次は、オフェンス・ディフェンス半分に分かれて1列に向き合って並び、オフェンス側はボールを持ってトライを決めに行く練習。オフェンスはどこに動いても構いませんが、ディフェンスは横にしか動けません。そのため、ディフェンスは誰が誰をマークするかなどお互いに声をかけ合わなければスペースを潰すことができません。つまり、この練習の目的は、「ディフェンスがコミュニケーションを取ること」。初参加のメンバーもいて、最初はなかなか声をかけ合うことができませんでしたが、コーチから「勝ち負け」を意識させられると徐々に必死になって自然と声が出はじめていました。
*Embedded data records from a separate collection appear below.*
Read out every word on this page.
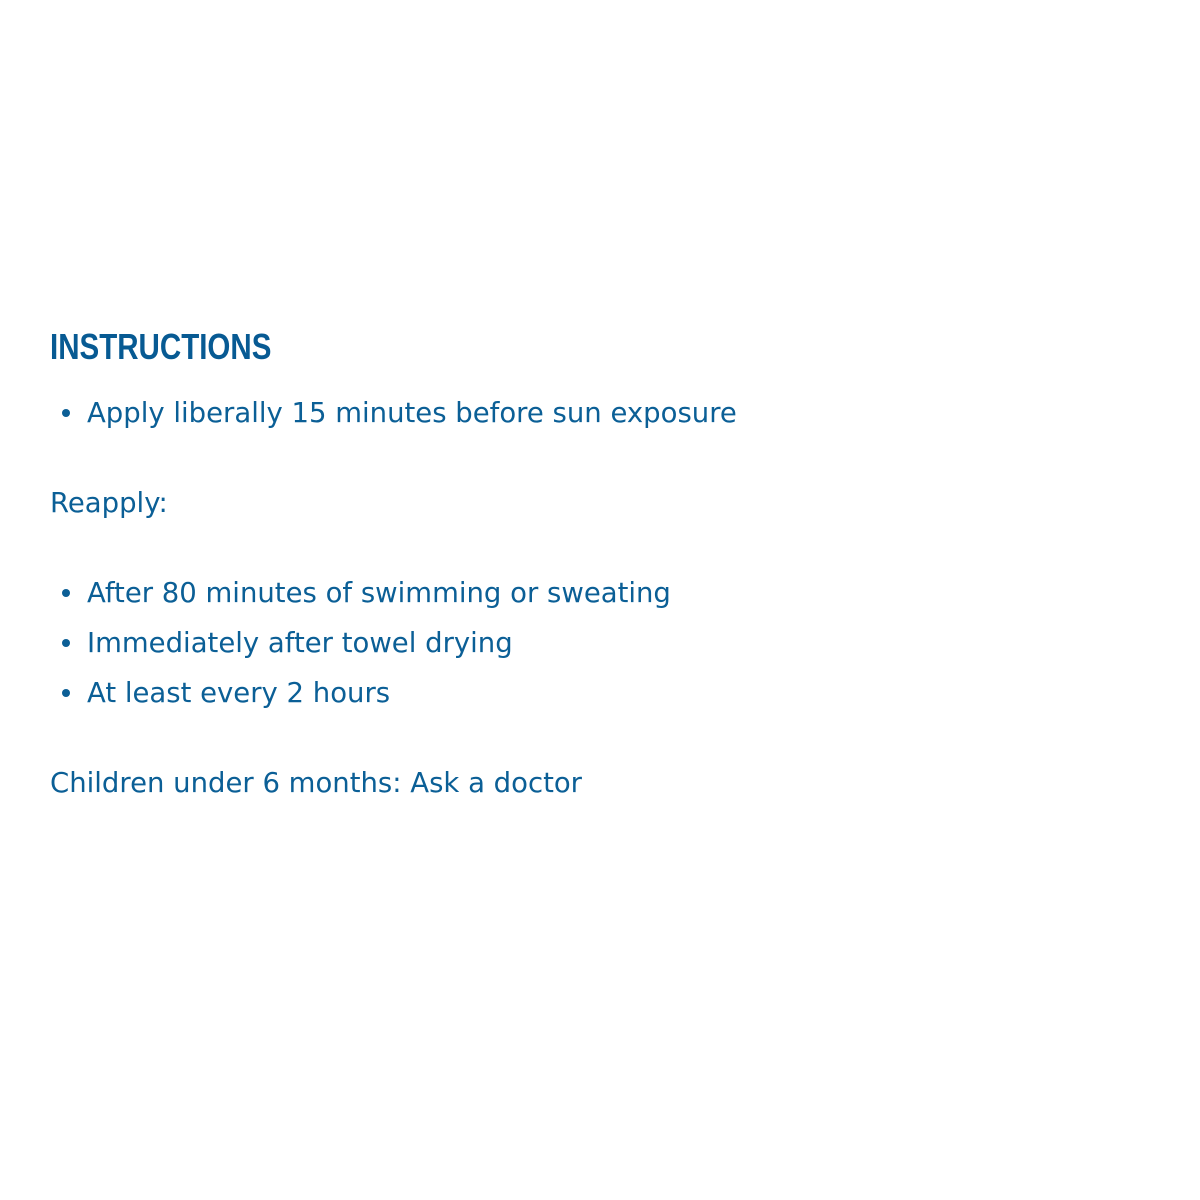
INSTRUCTIONS
Apply liberally 15 minutes before sun exposure

Reapply:

After 80 minutes of swimming or sweating
Immediately after towel drying
At least every 2 hours

Children under 6 months: Ask a doctor
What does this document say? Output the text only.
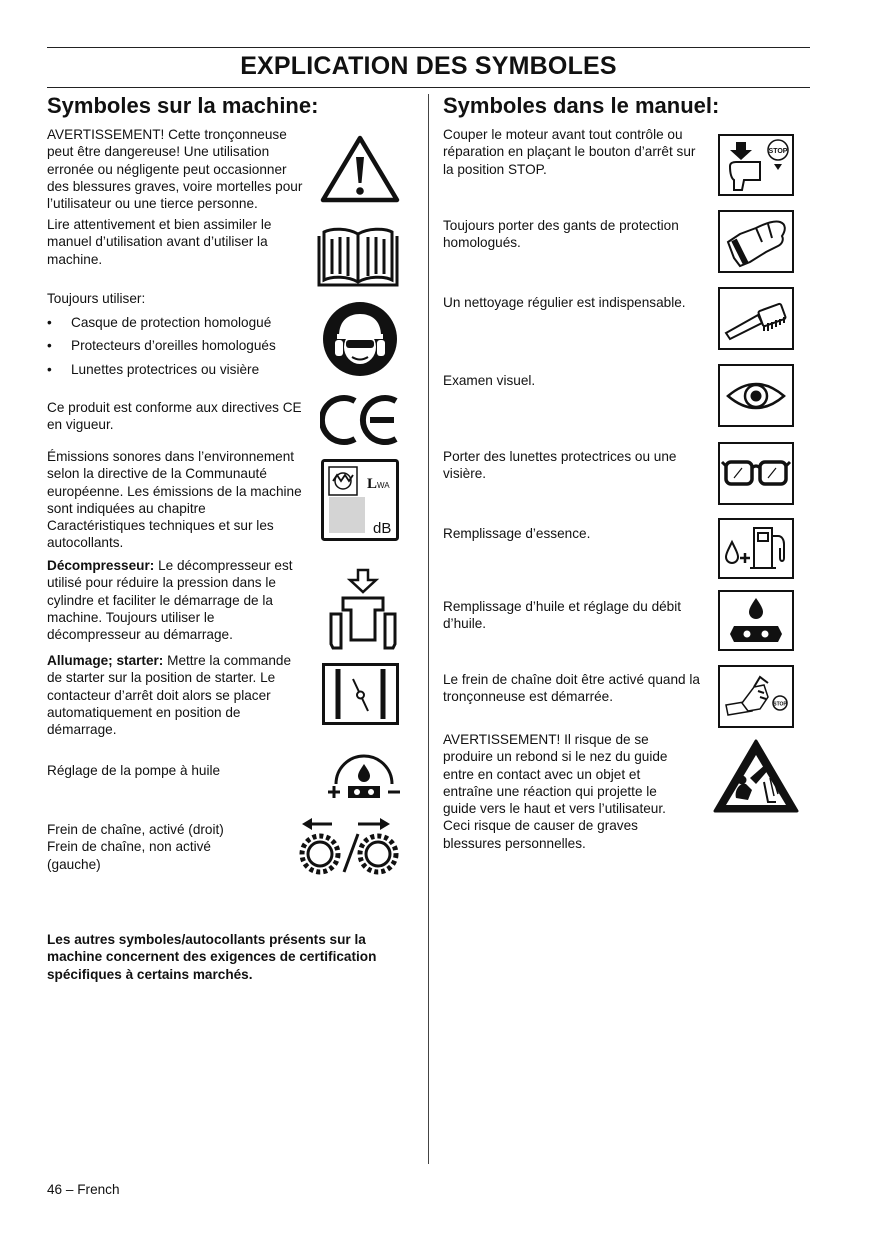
EXPLICATION DES SYMBOLES
Symboles sur la machine:
AVERTISSEMENT! Cette tronçonneuse peut être dangereuse! Une utilisation erronée ou négligente peut occasionner des blessures graves, voire mortelles pour l’utilisateur ou une tierce personne.
Lire attentivement et bien assimiler le manuel d’utilisation avant d’utiliser la machine.
Toujours utiliser:
• Casque de protection homologué
• Protecteurs d’oreilles homologués
• Lunettes protectrices ou visière
Ce produit est conforme aux directives CE en vigueur.
Émissions sonores dans l’environnement selon la directive de la Communauté européenne. Les émissions de la machine sont indiquées au chapitre Caractéristiques techniques et sur les autocollants.
L WA
dB
Décompresseur: Le décompresseur est utilisé pour réduire la pression dans le cylindre et faciliter le démarrage de la machine. Toujours utiliser le décompresseur au démarrage.
Allumage; starter: Mettre la commande de starter sur la position de starter. Le contacteur d’arrêt doit alors se placer automatiquement en position de démarrage.
Réglage de la pompe à huile
Frein de chaîne, activé (droit)
Frein de chaîne, non activé
(gauche)
Les autres symboles/autocollants présents sur la machine concernent des exigences de certification spécifiques à certains marchés.
Symboles dans le manuel:
Couper le moteur avant tout contrôle ou réparation en plaçant le bouton d’arrêt sur la position STOP.
STOP
Toujours porter des gants de protection homologués.
Un nettoyage régulier est indispensable.
Examen visuel.
Porter des lunettes protectrices ou une visière.
Remplissage d’essence.
Remplissage d’huile et réglage du débit d’huile.
Le frein de chaîne doit être activé quand la tronçonneuse est démarrée.
STOP
AVERTISSEMENT! Il risque de se produire un rebond si le nez du guide entre en contact avec un objet et entraîne une réaction qui projette le guide vers le haut et vers l’utilisateur. Ceci risque de causer de graves blessures personnelles.
46 – French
その後、4チームに分かれ、半面を使ってのタッチフットと、残りの2チームはフィットネスを行って練習が終了しました。

タッチフットは、課題修正の練習を実戦で出せるよう、意識して取り組むよう指示がありました。フィットネスでは、ダッシュや腹筋、腕立てなどこれまでの練習で疲れた体にはきついものでしたが、「最後まで一生懸命」の課題に忠実であろうとするかのように、みな精一杯取り組んでいました。

試合後は、みんなで反省点や課題を話し合うなど、積極的な姿勢も見られました。

この日は、甲北高校から、シーズン制で体育館が使えない時期はラグビー部に属するというバレー部員が初参加しました。彼女たちを含め、全員が最後まで元気に汗を流し、全員での練習が終わった後も各自でパスの練習をするなどセブンズ代表入りに対する思いのようなものが伝わってきました。